SRE vs. DevOps
I don’t think I’ve really understood the “DevOps” role and its relationship with SRE in the past. I knew they were somewhat related, but perhaps since I wasn’t in the industry when DevOps was at its peak, I don’t think I could specify the differences. Mike Doherty (Google SRE) outlined this problem quite well:
Site Reliability Engineering: we don’t know what DevOps is, but we know we’re something slightly different.
Recently I’ve become more aware of my knowledge gap in this area, as I’ve interviewed quite a few “DevOps Engineers” for an SRE role. The more people I interview (I’ve conducted around 20 interviews in the past few months, with no prior interviewing experience before that), the more clear the distinction has become, but I still couldn’t put my finger on the fundamental differences. Here are a few things I noticed (of course, any generalization will have its exceptions, but in general this is what I noticed):
- DevOps engineers described their experience in terms of the tools and technologies they used, whereas SREs described the problems they solved and how they solved them
- “Created CI/CD pipelines using Jenkins and Ansible playbooks” vs. “Automated a previously manual process, decreasing deployment time by x hours / month”
- When given hypothetical situations, DevOps engineers pointed out aspects of their philosophy that helped in that situation, whereas SREs dug into the specific situations
- “Infrastructure as Code helps with this” vs. “How many regions do we need this in, what is the usage across the different regions?”
Today while reading Seeking SRE (from which the Mike Doherty quote above is also pulled), I found this analysis by Thomas Limoncelli (Stack Overflow), which really clicked for me (emphasis mine):
If you look at job advertisements the answer is quire clear: the industry has decided that DevOps engineers focus on the Software Developement Life Cycle (SDLC) pipeline with occasional responsibilities for production operations. Job advertisements for SREs focus on production operations with occasional responsibilities for the SDLC pipeline.

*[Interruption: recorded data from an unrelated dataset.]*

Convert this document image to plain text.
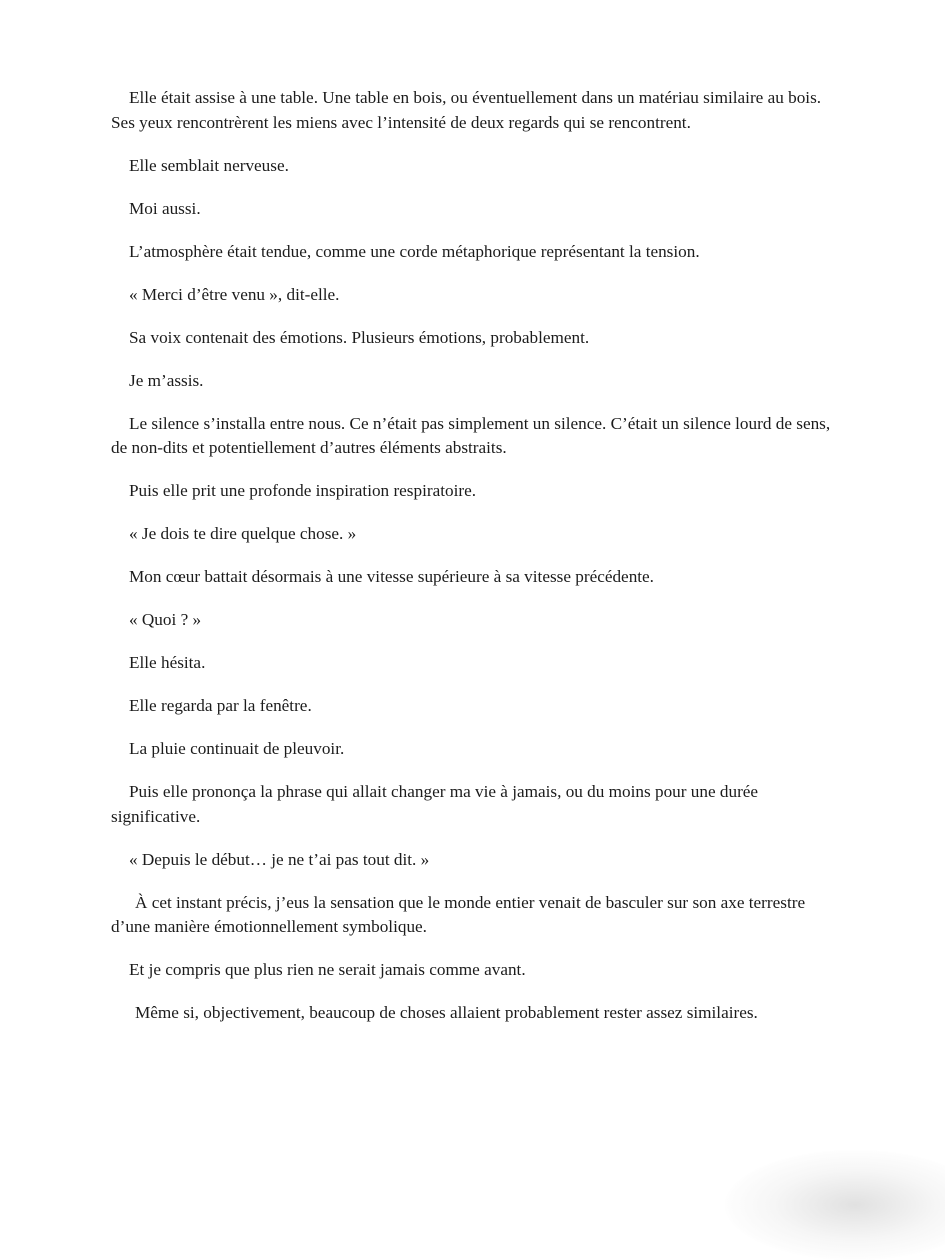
Elle était assise à une table. Une table en bois, ou éventuellement dans un matériau similaire au bois. Ses yeux rencontrèrent les miens avec l’intensité de deux regards qui se rencontrent.

Elle semblait nerveuse.

Moi aussi.

L’atmosphère était tendue, comme une corde métaphorique représentant la tension.

« Merci d’être venu », dit-elle.

Sa voix contenait des émotions. Plusieurs émotions, probablement.

Je m’assis.

Le silence s’installa entre nous. Ce n’était pas simplement un silence. C’était un silence lourd de sens, de non-dits et potentiellement d’autres éléments abstraits.

Puis elle prit une profonde inspiration respiratoire.

« Je dois te dire quelque chose. »

Mon cœur battait désormais à une vitesse supérieure à sa vitesse précédente.

« Quoi ? »

Elle hésita.

Elle regarda par la fenêtre.

La pluie continuait de pleuvoir.

Puis elle prononça la phrase qui allait changer ma vie à jamais, ou du moins pour une durée significative.

« Depuis le début… je ne t’ai pas tout dit. »

À cet instant précis, j’eus la sensation que le monde entier venait de basculer sur son axe terrestre d’une manière émotionnellement symbolique.

Et je compris que plus rien ne serait jamais comme avant.

Même si, objectivement, beaucoup de choses allaient probablement rester assez similaires.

The two are the same thing: the difference is in emphasis. . . Once CI/CD enables rapid releases, the focus changes to production operations and likewise job titles often change to SRE.
This analysis is accompanied by a diagram similar to the following:
As I now understand it, DevOps was a response to increased development velocity (caused by Agile, etc.). With the development bottleneck removed, the next bottleneck was in testing and deployment – and the solution to this problem was DevOps. DevOps engineers (rightly, in their case) focused on that bottleneck, and developed tools and philosophies to increase deployment velocity.
Just like DevOps was a response to the success of Agile and other development philosophies, SRE seems to be a response to the success of DevOps in removing the bottleneck from the deployment pipeline. With that bottleneck removed, it became clear that the new bottleneck was in actually running and managing the production systems reliably. Increased deployment velocity highlighted many issues in production operations, including scale issues, monitoring, cost, toil, etc. So SREs (rightly, in their case) focus on the overall reliablility of the production systems, reaching back to CI/CD and testing when necessary to improve the system as a whole.
I think the Limoncelli model shows quite clearly the difference in focus I’ve been seeing when interviewing DevOps engineers. Even though we use many of the same tools and have similar goals, we operate at different levels and in different directions, and it’s a fundamental change moving from one role to the other.
I think this resolves my knowledge gap I outlined above, but it brings up an interesting question: if DevOps was a response to the success of Agile, and SRE was a response to the success of DevOps, what will be the response to the success of SRE? Where will the next bottleneck be, and what fundamentally new philosophy will arise in response?